Each function has one or more arguments. An argument is a placeholder for a number, text string, or cell reference. For example, the SUM function requires at least one argument: a range of cells. So in the preceding example, A1:A10 is the argument. The arguments for a function are enclosed in a set of parentheses.
Each function has its own rules as to how many required and optional arguments it has, and what they represent. You don’t have to memorize the sequence of arguments (the syntax) for each function; Excel asks you for them. It can even suggest a function to use for a certain situation if you aren’t sure what you need.
To find a function and get help with its syntax, follow these steps:
Click in the cell where you want to insert the function. Choose Formulas→Insert Function.
The Insert Function dialog box opens.
Find the function you want to insert.
If you don’t know what function you want, type a few keywords (in the Search for a Function field) that represent what you want to do. For example, if you want to find the minimum value in a range of cells, you might type Find the minimum value. Then click Go to see a list of functions that might be what you want. Click each function on the list and read the description of it that appears.
When you find the function you want, click OK.

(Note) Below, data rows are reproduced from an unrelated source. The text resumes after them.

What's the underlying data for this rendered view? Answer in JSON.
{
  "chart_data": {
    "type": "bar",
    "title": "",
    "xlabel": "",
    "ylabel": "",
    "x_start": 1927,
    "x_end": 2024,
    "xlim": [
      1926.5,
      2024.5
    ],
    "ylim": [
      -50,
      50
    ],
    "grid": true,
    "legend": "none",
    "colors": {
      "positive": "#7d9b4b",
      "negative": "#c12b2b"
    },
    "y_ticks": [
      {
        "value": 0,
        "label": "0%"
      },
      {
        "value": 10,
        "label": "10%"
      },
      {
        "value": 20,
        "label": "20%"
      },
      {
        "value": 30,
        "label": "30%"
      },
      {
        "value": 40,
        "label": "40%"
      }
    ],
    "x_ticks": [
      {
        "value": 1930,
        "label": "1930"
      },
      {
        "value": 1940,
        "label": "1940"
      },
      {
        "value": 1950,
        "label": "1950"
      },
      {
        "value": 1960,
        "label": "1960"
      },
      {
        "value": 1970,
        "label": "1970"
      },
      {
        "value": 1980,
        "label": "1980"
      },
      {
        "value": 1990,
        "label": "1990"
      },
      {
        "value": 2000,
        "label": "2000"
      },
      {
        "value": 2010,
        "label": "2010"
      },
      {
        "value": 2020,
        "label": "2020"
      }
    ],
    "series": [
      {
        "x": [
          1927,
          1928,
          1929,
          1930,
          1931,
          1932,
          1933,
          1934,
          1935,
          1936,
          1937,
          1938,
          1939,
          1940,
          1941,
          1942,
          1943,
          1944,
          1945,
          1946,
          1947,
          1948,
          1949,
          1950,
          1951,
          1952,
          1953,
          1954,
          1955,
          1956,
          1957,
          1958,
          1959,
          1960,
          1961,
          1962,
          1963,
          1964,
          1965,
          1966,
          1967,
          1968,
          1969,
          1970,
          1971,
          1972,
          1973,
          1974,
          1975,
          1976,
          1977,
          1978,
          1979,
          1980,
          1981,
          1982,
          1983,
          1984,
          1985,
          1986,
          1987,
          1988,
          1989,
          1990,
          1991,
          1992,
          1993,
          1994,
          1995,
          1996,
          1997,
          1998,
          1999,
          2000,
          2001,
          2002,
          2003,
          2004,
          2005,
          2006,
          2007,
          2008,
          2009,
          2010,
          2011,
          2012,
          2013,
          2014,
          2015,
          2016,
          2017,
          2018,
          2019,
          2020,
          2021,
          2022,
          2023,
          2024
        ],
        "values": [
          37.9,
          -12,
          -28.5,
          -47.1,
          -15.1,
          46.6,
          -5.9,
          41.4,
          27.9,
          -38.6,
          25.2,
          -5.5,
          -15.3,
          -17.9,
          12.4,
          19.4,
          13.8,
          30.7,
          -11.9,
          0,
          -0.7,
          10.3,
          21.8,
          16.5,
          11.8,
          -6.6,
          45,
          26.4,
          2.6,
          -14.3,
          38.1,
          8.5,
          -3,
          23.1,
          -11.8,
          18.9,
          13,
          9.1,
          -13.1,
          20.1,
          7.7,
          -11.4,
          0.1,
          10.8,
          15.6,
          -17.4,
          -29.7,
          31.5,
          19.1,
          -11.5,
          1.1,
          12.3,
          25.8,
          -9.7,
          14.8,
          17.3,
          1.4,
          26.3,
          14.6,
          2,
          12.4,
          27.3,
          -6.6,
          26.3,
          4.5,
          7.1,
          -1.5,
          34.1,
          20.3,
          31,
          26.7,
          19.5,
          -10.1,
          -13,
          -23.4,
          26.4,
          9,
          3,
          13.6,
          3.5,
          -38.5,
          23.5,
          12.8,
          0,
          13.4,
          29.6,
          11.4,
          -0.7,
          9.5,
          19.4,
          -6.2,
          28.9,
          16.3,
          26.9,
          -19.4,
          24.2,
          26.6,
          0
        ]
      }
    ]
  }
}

The Function Arguments dialog box.
Fill in the arguments in the field provided.
The arguments will be different depending on the function you choose. You can fill in the arguments by typing a number or a cell reference (or range) directly into the box. Or you can click the Selector button to the right of the text box, which collapses the dialog box temporarily. Select the cell or range in the worksheet and then press Enter to return to the dialog box.
After you get comfortable with a particular function, you may prefer to type it directly into the cell rather than going through the Insert Function dialog box. As you type, Excel helps you by providing prompts for the arguments in a ScreenTip.